T’as déjà eu ce moment gênant où ton pote te demande « c’est qui ton manager ? » et que t’es obligé de répondre « techniquement, c’est un agent IA » ? Si c’est pas encore arrivé, accroche-toi, parce que les prochains mois risquent de normaliser cette conversation.
Deux levées de fonds tombent aujourd’hui et elles racontent exactement la même histoire sous deux angles différents : l’agent IA n’est plus un outil, c’est un membre de l’équipe. Avec tout ce que ça implique de casse-tête légal, technique et organisationnel.
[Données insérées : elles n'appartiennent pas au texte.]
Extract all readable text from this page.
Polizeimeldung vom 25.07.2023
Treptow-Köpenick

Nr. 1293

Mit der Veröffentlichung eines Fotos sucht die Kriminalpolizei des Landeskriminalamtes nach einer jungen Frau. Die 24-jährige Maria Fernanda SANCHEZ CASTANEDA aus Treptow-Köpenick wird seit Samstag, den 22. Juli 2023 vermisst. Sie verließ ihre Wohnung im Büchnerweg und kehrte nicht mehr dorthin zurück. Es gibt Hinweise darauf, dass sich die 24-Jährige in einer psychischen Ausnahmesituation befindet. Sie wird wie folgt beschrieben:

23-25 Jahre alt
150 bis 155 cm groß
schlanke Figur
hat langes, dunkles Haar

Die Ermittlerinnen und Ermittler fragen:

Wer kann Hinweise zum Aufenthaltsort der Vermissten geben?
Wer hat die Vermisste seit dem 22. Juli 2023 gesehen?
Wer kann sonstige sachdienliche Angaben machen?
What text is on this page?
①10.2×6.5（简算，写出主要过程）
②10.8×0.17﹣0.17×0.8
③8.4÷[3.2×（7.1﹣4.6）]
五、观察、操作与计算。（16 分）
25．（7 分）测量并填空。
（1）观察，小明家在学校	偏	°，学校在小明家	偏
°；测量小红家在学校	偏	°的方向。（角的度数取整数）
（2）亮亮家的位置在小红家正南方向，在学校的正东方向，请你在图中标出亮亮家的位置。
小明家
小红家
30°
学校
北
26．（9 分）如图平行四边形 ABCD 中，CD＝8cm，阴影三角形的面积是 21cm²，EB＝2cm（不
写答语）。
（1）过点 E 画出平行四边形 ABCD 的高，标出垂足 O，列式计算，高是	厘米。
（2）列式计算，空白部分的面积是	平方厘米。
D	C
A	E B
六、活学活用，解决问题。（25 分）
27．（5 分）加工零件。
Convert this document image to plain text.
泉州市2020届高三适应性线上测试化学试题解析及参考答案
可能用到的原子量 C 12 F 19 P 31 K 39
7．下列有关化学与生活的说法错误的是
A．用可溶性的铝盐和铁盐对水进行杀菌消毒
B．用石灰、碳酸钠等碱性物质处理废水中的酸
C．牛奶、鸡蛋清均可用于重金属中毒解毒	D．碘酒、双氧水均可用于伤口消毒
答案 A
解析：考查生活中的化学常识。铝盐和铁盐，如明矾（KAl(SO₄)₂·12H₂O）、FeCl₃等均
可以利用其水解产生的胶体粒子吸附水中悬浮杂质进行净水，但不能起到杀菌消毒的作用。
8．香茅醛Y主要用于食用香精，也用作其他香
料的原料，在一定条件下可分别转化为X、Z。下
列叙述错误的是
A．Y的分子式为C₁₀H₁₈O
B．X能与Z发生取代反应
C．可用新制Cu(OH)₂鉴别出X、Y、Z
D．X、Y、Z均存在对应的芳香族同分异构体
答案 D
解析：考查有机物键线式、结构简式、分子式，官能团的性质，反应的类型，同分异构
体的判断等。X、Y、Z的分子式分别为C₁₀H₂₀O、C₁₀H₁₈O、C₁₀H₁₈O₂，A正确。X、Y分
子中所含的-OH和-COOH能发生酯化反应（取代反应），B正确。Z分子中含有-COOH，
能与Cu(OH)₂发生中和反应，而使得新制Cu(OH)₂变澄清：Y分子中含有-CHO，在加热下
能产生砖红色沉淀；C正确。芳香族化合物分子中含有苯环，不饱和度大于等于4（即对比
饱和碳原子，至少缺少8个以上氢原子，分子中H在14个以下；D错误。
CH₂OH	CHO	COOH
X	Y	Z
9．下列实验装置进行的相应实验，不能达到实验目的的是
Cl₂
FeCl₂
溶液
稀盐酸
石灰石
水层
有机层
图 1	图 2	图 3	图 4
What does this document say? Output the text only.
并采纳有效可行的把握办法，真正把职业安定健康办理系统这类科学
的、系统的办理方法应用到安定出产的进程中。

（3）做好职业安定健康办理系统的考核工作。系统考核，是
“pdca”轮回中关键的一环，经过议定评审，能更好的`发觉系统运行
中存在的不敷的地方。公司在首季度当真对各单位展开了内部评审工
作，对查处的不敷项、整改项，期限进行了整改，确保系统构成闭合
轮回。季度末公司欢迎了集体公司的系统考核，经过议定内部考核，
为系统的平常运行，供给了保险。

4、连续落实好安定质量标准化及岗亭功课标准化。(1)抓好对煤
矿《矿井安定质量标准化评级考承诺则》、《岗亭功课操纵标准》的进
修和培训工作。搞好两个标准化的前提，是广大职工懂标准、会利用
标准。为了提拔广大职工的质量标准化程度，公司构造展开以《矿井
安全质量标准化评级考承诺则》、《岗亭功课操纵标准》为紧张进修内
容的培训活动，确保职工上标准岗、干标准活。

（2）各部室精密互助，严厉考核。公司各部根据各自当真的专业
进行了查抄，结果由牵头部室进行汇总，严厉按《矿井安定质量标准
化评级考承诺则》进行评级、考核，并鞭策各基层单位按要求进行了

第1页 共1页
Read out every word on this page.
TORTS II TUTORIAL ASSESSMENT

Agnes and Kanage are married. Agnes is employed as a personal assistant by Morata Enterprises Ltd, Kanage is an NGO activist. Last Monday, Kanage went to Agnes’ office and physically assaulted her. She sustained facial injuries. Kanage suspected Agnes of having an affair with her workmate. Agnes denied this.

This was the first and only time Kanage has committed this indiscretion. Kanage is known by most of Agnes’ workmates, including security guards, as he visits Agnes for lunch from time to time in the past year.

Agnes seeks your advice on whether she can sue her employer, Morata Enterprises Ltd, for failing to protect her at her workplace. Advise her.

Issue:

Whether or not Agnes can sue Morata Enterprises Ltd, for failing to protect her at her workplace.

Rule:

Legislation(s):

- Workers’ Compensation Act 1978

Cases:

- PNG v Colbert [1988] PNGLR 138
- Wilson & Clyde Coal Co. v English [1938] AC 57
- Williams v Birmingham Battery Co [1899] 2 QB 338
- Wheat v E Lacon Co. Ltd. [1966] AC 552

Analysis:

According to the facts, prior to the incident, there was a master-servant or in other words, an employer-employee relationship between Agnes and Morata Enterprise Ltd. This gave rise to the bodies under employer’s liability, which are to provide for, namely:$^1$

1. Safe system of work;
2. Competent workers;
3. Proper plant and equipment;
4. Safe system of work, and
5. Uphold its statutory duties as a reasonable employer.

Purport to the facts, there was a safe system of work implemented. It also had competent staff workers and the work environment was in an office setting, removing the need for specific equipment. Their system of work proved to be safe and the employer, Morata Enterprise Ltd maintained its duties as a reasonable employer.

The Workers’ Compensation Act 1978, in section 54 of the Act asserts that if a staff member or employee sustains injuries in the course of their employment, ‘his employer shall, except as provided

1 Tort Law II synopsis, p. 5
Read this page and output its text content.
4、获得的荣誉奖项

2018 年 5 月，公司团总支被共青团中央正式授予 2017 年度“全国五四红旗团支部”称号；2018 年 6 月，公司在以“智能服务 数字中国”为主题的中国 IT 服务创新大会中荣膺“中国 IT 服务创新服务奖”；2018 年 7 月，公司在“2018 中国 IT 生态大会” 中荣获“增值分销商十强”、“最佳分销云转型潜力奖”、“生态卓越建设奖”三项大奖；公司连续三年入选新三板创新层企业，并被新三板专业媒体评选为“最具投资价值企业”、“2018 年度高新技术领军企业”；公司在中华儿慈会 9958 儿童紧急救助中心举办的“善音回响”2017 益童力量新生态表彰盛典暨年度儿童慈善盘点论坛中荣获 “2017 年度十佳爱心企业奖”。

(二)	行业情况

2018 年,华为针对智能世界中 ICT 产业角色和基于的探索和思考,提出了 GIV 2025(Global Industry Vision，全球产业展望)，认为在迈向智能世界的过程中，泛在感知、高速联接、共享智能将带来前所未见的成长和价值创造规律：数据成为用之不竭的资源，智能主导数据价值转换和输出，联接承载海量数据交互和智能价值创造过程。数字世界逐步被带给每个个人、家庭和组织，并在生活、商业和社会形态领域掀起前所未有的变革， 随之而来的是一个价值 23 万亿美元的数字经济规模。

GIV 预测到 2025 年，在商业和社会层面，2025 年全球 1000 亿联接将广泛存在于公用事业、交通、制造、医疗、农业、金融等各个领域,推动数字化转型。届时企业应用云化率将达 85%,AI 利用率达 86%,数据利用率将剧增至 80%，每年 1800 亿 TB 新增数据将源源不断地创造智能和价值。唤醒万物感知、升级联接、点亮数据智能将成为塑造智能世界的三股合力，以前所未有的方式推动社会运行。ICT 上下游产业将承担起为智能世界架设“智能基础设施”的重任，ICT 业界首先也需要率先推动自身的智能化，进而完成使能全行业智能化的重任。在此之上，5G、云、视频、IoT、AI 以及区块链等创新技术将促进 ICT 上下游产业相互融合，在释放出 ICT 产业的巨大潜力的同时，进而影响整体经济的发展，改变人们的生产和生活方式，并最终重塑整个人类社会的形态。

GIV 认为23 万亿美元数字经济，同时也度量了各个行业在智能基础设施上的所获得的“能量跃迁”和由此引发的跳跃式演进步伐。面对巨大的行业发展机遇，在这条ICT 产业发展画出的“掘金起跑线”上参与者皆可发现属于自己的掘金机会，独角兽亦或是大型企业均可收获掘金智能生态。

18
NewCore sort le passeport pour agents IA
66 millions de dollars, série B, et une thèse qui pique : « le prochain défi de la sécurité en entreprise, ce sera de gérer les agents IA, pas les humains ». NewCore veut donner une identité à chaque agent qui débarque dans ton SI. Un badge numérique, des permissions, un cycle de vie — exactement comme tu gères un nouveau salarié, mais en moins de resources humaines et en plus de tokens.
L’idée est pas conne. Aujourd’hui, quand tu déploies un agent IA chez toi, il traîne dans les mêmes systèmes que tes employés, avec des accès souvent trop larges, et personne ne sait vraiment qui fait quoi quand les logs disent « appel API depuis le service compta ». NewCore te propose de dire « ah, c’est l’agent FactureBot qui a consulté le fichier clients » et de pouvoir lui couper les vivres d’un clic.
Orbio veut mettre l’IA au management de première ligne
De l’autre côté de l’Atlantique, Orbio (18 millions d’euros, tout juste) prend le problème par l’autre bout : l’agent IA comme nouveau manager de proximité. Pendant vingt ans, les logiciels d’entreprise ont numérisé les processus — ERP, CRM, RH — mais le management, le vrai, celui qui te briefe le matin et te débriefe le soir, est resté humain.
Orbio veut changer ça. Un agent qui suit les performances en temps réel, qui réaffecte les tâches, qui détecte les baisses de productivité et qui, potentiellement, te met un coup de pression virtuel si t’es en retard sur tes objectifs. La startup française promet que c’est « augmentatif », pas « remplaçant », mais on connaît la musique : les managers humains vont vite comprendre que l’agent fait le même boulot pour un quart du prix et zéro congés payés.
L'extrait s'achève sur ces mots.